Persoalannya, selama ini harga komoditi sektor tanaman pangan khususnya padi dan jagung kerap tidak stabil. Jika musim panen harga anjlok sangat murah. Sementara jauh dari musim panen, harga meningkat tajam dan menyebabkan inflasi daerah.
Doktor Zul menilai, ketidakstabilan harga komoditi itu disebabkan lantaran belum hadirnya industri-industri pengolahan yang bisa menampung hasil produksi pertanian petani di NTB.

Menurut dia, pendekatan yang digunakan selama ini masih terkesan pendekatan snapshoot yang hanya menyelesaikan masalah ketika ketidakstabilan harga terjadi, tanpa mengatasi akar masalahnya.
Sehingga menjadi masalah klasik yang tiap tahun terjadi.
“Misalnya, ketika harga anjlok maka petani diberi bantuan dan stimulan, sementara saat harga tinggi pemerintah melakukan operasi pasar untuk melindungi masyarakat kurang mampu,” ucapnya.
“Zul-Rohmi tidak menggunakan pendekatan yang snapshoot seperti itu, tapi pendekatan yang berkesinambungan dan menukik ke akar masalahnya. Banyak ketidakstabilan ini bukan hanya masalah pangan, tapi karena tidak hadirnya industri pengolahan,” kata Doktor Zul, lewat pernyataan resni kepada redaksi, Senin 28 mei 2018.

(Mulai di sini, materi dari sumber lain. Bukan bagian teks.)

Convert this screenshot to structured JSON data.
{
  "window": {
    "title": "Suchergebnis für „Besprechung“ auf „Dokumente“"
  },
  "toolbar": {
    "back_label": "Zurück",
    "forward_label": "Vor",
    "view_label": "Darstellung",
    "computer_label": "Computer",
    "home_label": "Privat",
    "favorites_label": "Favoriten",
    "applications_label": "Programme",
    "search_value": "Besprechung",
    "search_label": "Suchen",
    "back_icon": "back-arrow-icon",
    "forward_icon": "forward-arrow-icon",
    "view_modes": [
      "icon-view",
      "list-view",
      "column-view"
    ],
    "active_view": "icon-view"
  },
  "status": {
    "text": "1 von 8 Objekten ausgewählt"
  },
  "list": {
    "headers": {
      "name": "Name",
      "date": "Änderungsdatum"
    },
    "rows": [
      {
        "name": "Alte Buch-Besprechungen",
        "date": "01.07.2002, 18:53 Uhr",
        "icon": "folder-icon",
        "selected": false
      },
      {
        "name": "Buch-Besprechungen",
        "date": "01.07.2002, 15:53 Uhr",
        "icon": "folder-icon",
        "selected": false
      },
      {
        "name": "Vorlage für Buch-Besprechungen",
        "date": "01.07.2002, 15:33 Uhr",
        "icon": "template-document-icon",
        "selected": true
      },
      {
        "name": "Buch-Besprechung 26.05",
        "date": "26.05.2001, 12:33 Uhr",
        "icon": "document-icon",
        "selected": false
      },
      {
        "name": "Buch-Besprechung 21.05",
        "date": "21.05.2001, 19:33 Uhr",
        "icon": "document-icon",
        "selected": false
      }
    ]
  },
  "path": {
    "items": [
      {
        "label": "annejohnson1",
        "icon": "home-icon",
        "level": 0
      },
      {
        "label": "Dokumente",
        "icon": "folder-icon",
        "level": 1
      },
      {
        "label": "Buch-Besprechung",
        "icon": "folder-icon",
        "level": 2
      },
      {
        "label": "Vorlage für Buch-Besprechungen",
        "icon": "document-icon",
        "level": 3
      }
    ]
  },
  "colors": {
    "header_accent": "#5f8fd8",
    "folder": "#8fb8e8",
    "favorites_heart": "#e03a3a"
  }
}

Ia mengatakan, produksi gabah dan jagung di NTB selalu surplus, namun ketidakstabilan harga masih terjadi. Sebab, selama ini komoditi yang dijual keluar masih dalam bentuk mentah.
“Harga tidak stabil karena, baik yang diserap Bulog maupun yang kita kirim keluar, ke Bali Jakarta dan Surabaya dalam bentuk mentah. Tugas kami adalah bagaimana mendorong agar industri pengolahan hadir, sehingga nilai tambah muncul. Kalau itu terjadi Insya Allah ketidakstabilan itu bisa dicegah, bahkan bisa jadi ekonomis produksi,” urainya.
Dirinya mengakui, untuk menghadirkan industri pengolahan bukan persoalan sederhana dan membutuhkan komitmen juga waktu. Sebab, daerah juga harus memiliki sumber daya manusia (SDM) yang mumpuni.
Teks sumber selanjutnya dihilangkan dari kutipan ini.